Cats may not speak our language, but they have their own ways of letting people know what they’re feeling. Feline body language gives insight into the emotions and reactions of our pets, and a cat’s tail is their best method of communication.

Most cat people have seen what happens when a cat puffs its tail up to twice its normal size. A puffy tail can mean several different things. When you combine the puffed-up tail with the rest of your cat’s body language, it’s not hard to figure out exactly what they’re thinking.

Scaredy Cats

Image Source: Flickr/Ih


Some cats get spooked easily, and a puffed-up tail is often a sign they’re scared or startled by something. It’s an instinctive reaction to make themselves look as big as possible in hopes of discouraging whatever they’re afraid of from coming closer. Their extra fluffy tail will be either straight up or straight down, and they might also arch their back and flatten their ears.
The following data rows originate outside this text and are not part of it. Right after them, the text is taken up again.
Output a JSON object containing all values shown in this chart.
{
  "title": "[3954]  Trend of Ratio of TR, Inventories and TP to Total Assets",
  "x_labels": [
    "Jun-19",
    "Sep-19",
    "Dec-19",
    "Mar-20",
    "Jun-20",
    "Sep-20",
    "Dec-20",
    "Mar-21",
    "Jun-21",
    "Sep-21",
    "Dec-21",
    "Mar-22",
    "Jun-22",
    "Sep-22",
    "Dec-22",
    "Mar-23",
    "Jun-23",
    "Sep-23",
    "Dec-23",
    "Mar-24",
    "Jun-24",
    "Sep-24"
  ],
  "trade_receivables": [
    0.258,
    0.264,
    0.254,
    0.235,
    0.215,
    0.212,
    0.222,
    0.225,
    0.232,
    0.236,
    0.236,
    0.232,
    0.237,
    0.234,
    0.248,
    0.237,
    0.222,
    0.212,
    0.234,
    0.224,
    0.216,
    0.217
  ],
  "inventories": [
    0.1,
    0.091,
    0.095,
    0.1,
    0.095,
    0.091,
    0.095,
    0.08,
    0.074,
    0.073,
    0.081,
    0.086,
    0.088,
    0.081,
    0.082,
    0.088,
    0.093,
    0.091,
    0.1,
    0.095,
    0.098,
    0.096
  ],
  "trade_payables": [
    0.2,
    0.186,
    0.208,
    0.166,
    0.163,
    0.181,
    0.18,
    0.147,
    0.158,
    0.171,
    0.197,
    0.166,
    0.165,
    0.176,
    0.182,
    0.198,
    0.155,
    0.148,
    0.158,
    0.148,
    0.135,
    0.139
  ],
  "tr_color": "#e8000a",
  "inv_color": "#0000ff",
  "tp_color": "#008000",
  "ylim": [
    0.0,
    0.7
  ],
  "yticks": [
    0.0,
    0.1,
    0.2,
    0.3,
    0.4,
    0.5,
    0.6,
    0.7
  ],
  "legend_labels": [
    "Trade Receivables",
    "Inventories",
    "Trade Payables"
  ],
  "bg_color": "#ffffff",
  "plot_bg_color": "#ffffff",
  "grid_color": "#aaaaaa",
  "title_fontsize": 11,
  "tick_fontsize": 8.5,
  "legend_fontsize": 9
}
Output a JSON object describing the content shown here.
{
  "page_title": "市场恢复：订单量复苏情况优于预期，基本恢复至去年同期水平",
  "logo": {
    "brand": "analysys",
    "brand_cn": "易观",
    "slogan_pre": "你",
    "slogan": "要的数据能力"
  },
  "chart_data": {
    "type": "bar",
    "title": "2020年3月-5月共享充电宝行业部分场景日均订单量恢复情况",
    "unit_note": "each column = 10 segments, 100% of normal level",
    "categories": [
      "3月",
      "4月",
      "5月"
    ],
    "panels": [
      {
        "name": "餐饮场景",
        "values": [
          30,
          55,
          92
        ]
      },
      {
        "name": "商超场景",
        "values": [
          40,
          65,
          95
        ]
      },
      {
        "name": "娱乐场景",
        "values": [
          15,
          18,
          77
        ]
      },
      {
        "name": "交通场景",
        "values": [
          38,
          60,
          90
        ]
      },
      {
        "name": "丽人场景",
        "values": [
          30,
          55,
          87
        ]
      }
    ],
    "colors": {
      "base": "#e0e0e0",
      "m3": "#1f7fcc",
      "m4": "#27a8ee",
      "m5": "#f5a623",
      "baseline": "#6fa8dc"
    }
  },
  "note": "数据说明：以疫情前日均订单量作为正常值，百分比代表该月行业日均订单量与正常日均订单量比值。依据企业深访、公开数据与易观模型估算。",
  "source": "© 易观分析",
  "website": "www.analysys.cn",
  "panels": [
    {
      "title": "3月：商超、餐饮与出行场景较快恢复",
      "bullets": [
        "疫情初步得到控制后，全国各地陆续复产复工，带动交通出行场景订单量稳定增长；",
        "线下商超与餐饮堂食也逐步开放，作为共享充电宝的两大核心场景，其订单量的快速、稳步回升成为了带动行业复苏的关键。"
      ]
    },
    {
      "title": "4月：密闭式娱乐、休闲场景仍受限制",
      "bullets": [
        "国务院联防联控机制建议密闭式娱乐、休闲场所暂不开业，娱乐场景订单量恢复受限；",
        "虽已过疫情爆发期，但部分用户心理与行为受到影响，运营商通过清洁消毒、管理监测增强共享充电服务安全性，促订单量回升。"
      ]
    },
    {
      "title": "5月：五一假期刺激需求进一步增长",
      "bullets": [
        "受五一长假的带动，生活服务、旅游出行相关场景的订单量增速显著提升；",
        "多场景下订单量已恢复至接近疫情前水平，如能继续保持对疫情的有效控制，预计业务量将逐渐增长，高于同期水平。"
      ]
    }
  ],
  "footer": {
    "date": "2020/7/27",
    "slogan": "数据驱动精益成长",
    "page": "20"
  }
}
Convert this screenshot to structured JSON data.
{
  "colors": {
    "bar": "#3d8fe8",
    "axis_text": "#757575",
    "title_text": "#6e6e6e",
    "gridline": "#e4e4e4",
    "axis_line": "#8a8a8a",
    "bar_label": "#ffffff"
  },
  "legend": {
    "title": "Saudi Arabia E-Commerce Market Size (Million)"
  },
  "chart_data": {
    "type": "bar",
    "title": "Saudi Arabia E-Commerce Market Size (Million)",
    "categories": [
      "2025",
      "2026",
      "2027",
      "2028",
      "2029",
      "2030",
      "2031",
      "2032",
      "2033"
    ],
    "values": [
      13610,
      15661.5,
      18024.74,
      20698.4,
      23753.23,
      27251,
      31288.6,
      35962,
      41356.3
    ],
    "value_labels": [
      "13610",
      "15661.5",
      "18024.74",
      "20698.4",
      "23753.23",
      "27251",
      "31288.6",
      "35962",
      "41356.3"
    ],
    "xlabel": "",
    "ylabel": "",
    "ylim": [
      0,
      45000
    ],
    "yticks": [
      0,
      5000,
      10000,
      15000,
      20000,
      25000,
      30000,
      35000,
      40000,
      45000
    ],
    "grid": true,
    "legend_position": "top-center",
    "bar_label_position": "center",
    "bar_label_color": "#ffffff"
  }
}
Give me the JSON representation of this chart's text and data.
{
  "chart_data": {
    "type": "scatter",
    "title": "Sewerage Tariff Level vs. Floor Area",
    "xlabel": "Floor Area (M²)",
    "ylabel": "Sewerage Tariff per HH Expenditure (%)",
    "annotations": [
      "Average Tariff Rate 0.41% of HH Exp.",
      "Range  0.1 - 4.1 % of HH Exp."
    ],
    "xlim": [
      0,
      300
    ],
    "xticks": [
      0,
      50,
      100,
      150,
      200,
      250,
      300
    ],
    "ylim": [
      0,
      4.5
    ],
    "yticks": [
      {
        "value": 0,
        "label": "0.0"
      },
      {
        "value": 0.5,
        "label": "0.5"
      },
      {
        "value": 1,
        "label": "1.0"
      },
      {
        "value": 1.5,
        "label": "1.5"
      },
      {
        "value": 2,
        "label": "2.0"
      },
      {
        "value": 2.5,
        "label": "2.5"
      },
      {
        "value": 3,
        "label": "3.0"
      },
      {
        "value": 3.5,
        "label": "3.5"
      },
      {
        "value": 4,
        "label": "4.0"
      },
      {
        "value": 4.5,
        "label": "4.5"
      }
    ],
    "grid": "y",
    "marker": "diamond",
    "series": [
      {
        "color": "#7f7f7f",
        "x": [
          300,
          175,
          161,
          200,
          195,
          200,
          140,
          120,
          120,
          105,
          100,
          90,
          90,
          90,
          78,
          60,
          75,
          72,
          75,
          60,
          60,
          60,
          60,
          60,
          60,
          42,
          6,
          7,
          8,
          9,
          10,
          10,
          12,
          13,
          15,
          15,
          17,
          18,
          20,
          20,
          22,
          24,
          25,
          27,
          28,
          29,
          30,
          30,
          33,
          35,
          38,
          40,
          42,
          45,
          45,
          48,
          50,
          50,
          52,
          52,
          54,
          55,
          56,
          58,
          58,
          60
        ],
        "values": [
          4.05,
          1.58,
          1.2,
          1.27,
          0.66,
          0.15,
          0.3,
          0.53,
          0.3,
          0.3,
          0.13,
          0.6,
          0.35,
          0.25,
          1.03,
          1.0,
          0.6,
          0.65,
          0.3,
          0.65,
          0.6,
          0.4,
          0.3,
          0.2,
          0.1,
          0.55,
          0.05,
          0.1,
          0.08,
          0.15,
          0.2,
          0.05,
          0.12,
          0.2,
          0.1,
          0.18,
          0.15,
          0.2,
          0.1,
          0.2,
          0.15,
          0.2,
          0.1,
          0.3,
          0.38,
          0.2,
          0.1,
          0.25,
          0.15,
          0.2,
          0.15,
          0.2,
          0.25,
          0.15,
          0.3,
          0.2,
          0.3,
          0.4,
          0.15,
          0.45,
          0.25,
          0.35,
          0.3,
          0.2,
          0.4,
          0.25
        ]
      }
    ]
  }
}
Low pitched growling or spitting completes the picture of the classic Halloween cat.

Angry and Ready to Attack

Less fearful cats often skip the scaredy cat phase and go right into attack mode. They puff their tails for the same reason—to look big and intimidating—but this time it’s meant as a direct warning. Cats may look cute and cuddly, but their claws, teeth, and natural predatory instincts can turn dangerous when they’re threatened. An angry cat will hiss at its opponent and keep its ears held back against its head. The fur on its back may also stand straight up. Most cats prefer an aggressive bluff over a full-out attack, but if their methods of intimidation don’t work, they’ll show they’re not afraid to use those claws.

Puffy and Playful

This is hard for a lot of cat owners to believe, but a puffed-up tail isn’t always a bad thing. Cats sometimes make their tails puffy when they’re feeling especially happy and playful. It’s most often seen in kittens, but even older cats make the base of their tails look extra fluffy when they’re having fun. It shouldn’t be hard to tell the difference between a stressed cat and a happy cat. Erect ears mean your cat is interested in what’s going on but not threatened, and their whiskers will be pointed forward. Cats also like to wiggle their puffy tails and pounce like predators when they’re playing.